Le principe de la microscopie interférométrique
La microscopie interférométrique en lumière blanche est une technique en microscopie utilisant l’aspect ondulatoire de la lumière afin de pouvoir déterminer (par exemple) un profil d’une surface (ou sa topographie). Cette solution utilise les interférences en lumière blanche comme un moyen d’extraction d’informations : il est possible de créer une représentation 3D ou bien 2D de l’état de surface d’un échantillon. Dans notre cas, nous mesurons des variations de hauteurs de quelques microns avec des résolutions axiales de l’ordre d’une dizaine de nanomètres.
quel but ?
L’équipe IPP utilise cet outil comme un moyen de caractérisation en surface ou en profondeur pour des échantillons provenant de différentes applications (texturation laser, micro et nanotechnologies, microélectronique, etc.). L’IPP a développé plusieurs interfaces sur différentes plateformes (Igor Pro de Wavemetrics, Labview de National Instruments) pour le contrôle simultané d’une caméra et d’un actuateur piézoélectrique permettant le mouvement de l’objectif interférométrique. Notre travail est de montrer que l’usage de la plateforme MATLAB est également intéressant pour l’acquisition et le traitement.
Réalisation
Dans le cadre de ce sujet, l’ensemble du système optique et d’acquisition était disponible sur la plateforme. Ce système a été mis au point et développé par Rémy Claveau [2] et Christophe Cordier. Nous disposions donc d’un système interférométrique constitué :
- d’une caméra CMOS Basler avec une liaison USB3 permettant l’acquisition des images,
- d’un actionneur piézoélectrique piloté par le contrôleur E-709 de PI et relié via une liaison USB 2.0,
- d’un objectif interférométrique dit Mirau x10,
- d’un système d’éclairage avec une source de lumière blanche fibrée de Ocean Optics.
La figure 1 décrit le système avec les différents éléments optiques, mécaniques et électroniques.

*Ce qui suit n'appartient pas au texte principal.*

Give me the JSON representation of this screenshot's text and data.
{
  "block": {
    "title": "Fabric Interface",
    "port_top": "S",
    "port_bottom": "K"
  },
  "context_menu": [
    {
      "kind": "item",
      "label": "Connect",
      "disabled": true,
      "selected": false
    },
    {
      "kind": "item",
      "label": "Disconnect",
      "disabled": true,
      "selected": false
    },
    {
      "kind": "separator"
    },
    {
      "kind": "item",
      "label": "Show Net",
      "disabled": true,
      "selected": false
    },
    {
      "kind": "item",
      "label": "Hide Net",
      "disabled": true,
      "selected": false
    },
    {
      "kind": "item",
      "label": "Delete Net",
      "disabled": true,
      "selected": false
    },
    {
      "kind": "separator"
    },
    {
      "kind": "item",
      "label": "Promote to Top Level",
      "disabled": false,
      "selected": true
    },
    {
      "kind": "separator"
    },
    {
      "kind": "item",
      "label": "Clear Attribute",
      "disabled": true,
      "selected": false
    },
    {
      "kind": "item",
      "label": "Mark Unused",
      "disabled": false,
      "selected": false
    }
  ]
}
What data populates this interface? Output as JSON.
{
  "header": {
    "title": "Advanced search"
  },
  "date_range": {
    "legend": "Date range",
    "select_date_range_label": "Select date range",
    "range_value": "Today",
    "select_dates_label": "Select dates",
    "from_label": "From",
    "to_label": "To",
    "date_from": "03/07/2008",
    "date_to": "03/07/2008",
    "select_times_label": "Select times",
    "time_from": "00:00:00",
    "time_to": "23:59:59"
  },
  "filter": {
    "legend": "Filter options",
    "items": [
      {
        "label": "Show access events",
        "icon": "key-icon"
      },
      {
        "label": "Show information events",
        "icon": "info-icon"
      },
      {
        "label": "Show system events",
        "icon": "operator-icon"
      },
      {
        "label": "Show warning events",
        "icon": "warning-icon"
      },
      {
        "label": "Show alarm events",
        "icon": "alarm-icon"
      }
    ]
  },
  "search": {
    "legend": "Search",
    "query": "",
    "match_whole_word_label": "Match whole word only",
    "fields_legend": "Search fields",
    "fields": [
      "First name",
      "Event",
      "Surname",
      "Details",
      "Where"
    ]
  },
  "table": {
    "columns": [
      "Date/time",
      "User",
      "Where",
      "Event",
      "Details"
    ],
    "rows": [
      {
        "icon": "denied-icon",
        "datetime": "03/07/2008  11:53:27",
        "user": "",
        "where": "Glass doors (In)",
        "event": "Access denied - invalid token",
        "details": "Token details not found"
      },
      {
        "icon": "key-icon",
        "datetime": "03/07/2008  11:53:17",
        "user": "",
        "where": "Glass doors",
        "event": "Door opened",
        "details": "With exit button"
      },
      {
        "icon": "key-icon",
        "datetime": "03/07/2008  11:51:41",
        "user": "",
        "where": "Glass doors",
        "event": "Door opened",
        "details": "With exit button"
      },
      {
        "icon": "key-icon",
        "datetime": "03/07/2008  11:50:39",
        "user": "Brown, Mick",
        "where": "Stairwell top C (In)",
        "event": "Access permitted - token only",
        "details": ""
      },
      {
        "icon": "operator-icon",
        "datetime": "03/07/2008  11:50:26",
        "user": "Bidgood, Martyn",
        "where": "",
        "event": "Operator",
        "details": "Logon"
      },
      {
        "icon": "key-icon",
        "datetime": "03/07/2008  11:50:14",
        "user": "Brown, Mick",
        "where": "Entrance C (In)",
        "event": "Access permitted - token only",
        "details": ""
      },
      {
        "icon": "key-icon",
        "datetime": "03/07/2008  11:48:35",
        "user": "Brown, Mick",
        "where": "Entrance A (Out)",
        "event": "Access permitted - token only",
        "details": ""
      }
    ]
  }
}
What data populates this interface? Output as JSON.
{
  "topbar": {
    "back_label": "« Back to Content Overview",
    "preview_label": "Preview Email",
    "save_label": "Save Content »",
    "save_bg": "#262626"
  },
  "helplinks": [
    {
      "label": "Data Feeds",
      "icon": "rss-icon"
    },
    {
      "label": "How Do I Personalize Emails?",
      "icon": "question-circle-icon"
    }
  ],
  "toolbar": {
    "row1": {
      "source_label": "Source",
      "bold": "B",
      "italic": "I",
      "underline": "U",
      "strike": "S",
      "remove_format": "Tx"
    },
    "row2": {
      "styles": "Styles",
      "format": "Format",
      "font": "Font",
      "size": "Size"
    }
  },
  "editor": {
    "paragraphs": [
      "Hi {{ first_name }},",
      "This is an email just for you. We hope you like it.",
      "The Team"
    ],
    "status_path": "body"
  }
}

Nous disposions également d’un ordinateur muni de la plateforme MATLAB. L’ordinateur était utilisé auparavant afin de réaliser des topographies avec les méthodes dites PFSM (Peak Fringe Scanning Microscopy) ou PSM (Phase Stepping Microscopy). Dans les premières versions, la caméra devait être paramétrée avant l’acquisition à l’aide du logiciel Pylon Camera Software Suite de Basler (en particulier le temps de pose). Les algorithmes d’acquisition et de traitement étaient réalisés à l’aide du logiciel Igor pro de Wavemetrics ou Labview de National Instruments.
L’algorithme FSA
Cette technique a été développée par Kieran G. Larkin en 1996 [1] : c’est un algorithme qui est très efficace en termes de temps de calcul pour récupérer l’enveloppe des franges d’interférence (obtenues en profondeur).
L’algorithme utilise une formule de modulation et moyenne le bruit par paquet de cinq images : l’algorithme est donc moins soumis aux problématiques liées au bruit. Nous allons présenter cet algorithme avec l’aide de schémas.
L’acquisition
- La première étape de l’algorithme est d’enregistrer un stack d’images à des distances différentes de l’échantillon. L’intervalle entre les deux positions de l’actionneur piézoélectrique correspond à un déphasage de 90° (voir figure 2).
2. Une fois ces images enregistrées dans l’ordinateur, on extrait la valeur de chaque pixel pour chaque image pour une même coordonnée (x,y) du plan. La courbe observée en fonction de la profondeur z est appelée un interférogramme (voir figure 3).
Le traitement
3) Nous construisons ensuite l’enveloppe de cet interférogramme en utilisant la formule de modulation M de la FSA proposée par Larkin (voir figure 4) [1].
4) La courbe modulée est appliquée à l’interférogramme précédent afin de construire son enveloppe (voir figure 5). Il est également possible de faire une détection d’enveloppe par différentes techniques de traitement du signal.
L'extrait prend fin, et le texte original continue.